An abstract summarizes the contents of an academic paper. Abstracts precede many articles in academic journals of the sciences and humanities. They tell the reader the point of the paper, its argument, major points and the conclusion it reaches based on its findings. The first sentence of an abstract introduces a problem or outlines a gap in current research in a particular area. In other words, it seeks to establish the relevance or significance of the paper.

Step 1

Ascertain the importance of your paper. Ask yourself what need it meets, what gap in current research it seeks to fill or what problem it addresses. Think about why you decided to write this paper, or how you were incited to discuss the central idea of your paper. Perhaps you noticed a contradiction in current theories or thought trends regarding your topic.

Step 2

Outline the problem your abstract addresses or your motivation for writing in a few brief phrases or statements. Don’t worry about perfect sentence structure, grammar or flow at this point; just try to get your ideas down on paper.

Step 3

Form your rough outline into one or two clear, direct and concise sentences in active voice.
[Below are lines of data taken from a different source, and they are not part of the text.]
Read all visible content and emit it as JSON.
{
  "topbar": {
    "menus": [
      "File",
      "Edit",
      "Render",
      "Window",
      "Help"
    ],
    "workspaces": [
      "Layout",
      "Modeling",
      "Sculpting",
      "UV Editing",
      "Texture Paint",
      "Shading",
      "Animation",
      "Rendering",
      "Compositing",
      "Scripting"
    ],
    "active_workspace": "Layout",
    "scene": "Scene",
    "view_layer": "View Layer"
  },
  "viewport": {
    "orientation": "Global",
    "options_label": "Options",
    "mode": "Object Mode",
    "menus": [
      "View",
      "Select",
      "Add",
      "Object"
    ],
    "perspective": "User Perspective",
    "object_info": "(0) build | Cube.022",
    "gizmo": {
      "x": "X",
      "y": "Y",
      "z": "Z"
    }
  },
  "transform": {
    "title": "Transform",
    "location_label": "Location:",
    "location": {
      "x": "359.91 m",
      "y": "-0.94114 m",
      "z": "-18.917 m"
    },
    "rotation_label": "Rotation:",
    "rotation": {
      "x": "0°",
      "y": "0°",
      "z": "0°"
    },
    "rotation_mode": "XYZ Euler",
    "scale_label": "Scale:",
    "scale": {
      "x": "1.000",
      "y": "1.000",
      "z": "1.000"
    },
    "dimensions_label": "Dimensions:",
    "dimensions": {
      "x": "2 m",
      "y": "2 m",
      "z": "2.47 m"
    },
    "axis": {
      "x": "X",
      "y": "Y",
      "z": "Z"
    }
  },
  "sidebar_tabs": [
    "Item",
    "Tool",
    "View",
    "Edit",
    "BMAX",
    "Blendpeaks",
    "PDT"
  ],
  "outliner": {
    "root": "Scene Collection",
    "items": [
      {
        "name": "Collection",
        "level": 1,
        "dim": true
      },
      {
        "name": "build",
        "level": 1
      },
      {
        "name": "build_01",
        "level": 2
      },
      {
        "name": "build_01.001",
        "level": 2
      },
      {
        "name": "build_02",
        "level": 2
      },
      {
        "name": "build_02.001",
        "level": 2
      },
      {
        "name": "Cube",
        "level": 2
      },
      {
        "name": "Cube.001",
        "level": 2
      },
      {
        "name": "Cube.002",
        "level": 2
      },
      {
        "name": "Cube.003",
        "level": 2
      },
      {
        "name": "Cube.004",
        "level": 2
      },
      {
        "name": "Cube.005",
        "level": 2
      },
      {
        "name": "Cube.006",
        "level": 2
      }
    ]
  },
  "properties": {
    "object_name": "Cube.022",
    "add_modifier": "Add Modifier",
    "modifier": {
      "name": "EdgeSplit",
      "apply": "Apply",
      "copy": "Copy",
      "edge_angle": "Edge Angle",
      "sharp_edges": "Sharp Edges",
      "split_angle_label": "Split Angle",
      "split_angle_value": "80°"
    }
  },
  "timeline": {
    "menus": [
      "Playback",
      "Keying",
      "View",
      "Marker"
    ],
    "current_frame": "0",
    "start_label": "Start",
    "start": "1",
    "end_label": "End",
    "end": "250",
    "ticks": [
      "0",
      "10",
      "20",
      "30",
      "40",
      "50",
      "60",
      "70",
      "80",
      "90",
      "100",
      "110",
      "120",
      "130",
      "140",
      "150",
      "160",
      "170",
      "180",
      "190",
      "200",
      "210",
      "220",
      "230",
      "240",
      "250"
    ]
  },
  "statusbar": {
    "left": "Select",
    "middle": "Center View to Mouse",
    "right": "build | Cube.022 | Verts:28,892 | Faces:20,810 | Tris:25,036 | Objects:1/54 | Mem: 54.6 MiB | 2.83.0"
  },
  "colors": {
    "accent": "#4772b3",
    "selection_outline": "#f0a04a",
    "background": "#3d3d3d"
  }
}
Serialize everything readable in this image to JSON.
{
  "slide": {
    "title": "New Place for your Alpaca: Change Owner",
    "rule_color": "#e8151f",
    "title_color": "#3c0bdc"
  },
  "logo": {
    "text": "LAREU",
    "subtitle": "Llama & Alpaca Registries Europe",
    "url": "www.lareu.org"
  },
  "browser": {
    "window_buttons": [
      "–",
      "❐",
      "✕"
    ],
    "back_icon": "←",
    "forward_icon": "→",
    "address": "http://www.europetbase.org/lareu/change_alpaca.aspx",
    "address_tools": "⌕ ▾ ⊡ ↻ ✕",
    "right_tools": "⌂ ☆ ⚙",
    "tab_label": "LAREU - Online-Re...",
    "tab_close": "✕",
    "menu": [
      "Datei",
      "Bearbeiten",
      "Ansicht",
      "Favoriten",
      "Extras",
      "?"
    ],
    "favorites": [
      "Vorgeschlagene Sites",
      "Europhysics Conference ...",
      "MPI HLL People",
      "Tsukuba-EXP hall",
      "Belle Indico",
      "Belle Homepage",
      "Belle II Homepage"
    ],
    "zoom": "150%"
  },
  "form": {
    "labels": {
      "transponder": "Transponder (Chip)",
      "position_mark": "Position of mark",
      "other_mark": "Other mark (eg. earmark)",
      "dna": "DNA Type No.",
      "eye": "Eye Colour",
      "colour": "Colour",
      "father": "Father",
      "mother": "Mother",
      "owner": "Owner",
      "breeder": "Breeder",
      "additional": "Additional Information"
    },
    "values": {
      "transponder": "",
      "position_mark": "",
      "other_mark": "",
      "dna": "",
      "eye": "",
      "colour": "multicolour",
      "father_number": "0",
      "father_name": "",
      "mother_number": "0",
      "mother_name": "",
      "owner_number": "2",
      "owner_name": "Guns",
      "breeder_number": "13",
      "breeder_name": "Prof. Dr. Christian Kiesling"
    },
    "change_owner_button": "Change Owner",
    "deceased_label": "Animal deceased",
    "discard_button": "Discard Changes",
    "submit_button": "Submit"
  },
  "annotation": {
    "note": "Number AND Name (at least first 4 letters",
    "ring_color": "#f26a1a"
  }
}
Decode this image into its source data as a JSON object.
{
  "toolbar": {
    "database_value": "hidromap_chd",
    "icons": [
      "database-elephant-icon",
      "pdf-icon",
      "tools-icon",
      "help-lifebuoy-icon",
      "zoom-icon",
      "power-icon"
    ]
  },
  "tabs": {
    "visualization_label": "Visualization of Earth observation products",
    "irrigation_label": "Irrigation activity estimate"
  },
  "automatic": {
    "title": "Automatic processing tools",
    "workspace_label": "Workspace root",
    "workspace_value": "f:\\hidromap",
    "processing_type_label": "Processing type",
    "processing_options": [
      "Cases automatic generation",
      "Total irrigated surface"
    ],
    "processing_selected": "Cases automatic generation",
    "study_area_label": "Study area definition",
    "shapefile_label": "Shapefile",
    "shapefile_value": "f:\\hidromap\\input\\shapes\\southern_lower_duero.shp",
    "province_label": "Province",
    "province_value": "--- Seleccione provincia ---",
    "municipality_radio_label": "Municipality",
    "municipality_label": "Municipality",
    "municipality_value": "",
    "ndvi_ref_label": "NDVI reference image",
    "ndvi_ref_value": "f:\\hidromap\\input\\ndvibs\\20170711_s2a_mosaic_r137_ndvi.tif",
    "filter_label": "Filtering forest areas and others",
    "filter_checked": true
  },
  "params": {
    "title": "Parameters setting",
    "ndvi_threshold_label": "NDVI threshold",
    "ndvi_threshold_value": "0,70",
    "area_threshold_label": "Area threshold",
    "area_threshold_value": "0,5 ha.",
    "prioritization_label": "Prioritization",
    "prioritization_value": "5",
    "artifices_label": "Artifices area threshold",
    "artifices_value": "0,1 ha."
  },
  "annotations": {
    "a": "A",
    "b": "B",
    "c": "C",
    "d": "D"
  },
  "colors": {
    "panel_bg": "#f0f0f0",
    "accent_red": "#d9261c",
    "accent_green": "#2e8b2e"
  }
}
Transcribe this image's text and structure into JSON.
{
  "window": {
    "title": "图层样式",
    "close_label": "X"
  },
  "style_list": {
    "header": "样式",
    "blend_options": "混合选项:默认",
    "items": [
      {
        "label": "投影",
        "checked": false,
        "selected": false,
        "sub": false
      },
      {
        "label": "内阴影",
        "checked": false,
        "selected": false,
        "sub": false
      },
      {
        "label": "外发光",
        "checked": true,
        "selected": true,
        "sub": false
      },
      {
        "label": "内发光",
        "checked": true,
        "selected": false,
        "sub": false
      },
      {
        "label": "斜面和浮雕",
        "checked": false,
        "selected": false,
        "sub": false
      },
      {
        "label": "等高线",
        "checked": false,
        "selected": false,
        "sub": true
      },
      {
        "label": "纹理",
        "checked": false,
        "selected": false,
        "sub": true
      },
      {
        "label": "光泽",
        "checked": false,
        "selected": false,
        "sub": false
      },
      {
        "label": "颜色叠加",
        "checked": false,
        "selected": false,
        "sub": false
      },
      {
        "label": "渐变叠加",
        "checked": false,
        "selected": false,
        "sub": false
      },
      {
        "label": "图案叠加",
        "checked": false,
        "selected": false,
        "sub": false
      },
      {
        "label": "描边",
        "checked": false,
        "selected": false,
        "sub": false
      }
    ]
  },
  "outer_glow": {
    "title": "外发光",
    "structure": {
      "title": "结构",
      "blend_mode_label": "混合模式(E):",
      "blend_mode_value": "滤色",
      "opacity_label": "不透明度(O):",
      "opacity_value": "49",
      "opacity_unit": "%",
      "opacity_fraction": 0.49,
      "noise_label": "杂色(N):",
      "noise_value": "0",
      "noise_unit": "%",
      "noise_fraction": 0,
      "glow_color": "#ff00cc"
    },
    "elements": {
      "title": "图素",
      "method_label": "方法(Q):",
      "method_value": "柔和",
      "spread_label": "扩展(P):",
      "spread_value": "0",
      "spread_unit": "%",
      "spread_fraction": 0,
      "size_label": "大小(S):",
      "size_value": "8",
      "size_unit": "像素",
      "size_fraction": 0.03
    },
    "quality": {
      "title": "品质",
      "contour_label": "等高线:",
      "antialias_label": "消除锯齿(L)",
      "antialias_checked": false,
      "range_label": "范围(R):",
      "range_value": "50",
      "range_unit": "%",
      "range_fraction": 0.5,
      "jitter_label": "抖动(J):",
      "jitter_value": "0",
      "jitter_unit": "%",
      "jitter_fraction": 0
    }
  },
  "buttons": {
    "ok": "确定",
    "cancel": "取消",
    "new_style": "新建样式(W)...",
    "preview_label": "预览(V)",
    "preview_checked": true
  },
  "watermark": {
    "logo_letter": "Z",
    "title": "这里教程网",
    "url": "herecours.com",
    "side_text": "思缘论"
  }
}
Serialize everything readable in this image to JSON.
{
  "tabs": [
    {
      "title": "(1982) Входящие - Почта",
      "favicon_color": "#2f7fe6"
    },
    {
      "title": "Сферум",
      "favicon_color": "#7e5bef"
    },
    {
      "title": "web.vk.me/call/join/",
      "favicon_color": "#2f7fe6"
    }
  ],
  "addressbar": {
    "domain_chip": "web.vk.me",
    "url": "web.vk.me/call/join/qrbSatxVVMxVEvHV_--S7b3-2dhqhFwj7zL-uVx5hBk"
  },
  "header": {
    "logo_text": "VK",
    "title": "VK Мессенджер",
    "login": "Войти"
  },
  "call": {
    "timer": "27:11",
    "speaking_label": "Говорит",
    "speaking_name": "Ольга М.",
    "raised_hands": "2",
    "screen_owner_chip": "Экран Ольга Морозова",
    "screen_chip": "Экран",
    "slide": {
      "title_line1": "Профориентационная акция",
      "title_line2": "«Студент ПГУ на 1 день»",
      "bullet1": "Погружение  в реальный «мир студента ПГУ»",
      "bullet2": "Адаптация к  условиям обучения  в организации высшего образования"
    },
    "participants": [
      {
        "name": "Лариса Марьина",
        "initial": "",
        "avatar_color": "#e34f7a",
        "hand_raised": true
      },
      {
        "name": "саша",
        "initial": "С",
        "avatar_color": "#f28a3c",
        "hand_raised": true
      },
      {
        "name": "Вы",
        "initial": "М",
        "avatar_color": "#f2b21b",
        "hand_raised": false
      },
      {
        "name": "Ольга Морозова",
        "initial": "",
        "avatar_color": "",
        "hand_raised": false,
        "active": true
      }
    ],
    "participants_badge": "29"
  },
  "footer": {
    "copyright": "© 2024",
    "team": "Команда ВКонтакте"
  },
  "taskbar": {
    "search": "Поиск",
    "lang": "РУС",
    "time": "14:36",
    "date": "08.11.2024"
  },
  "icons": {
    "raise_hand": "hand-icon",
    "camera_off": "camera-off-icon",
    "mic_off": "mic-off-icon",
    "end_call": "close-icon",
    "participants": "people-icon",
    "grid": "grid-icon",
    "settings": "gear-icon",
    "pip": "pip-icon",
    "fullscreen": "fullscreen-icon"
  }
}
These sentences should describe the problem your paper addresses. For example: “Analyses of Shakespeare’s ‘Hamlet’ often focus on explaining Hamlet’s insanity, or lack thereof, through a myriad of approaches, including psychology, religion and feminism. What these literary studies rarely consider, however, is how Shakespeare’s audience itself would have interpreted Hamlet’s dramatic mood swings.” These statements identify a problem and hint at the approach of the paper.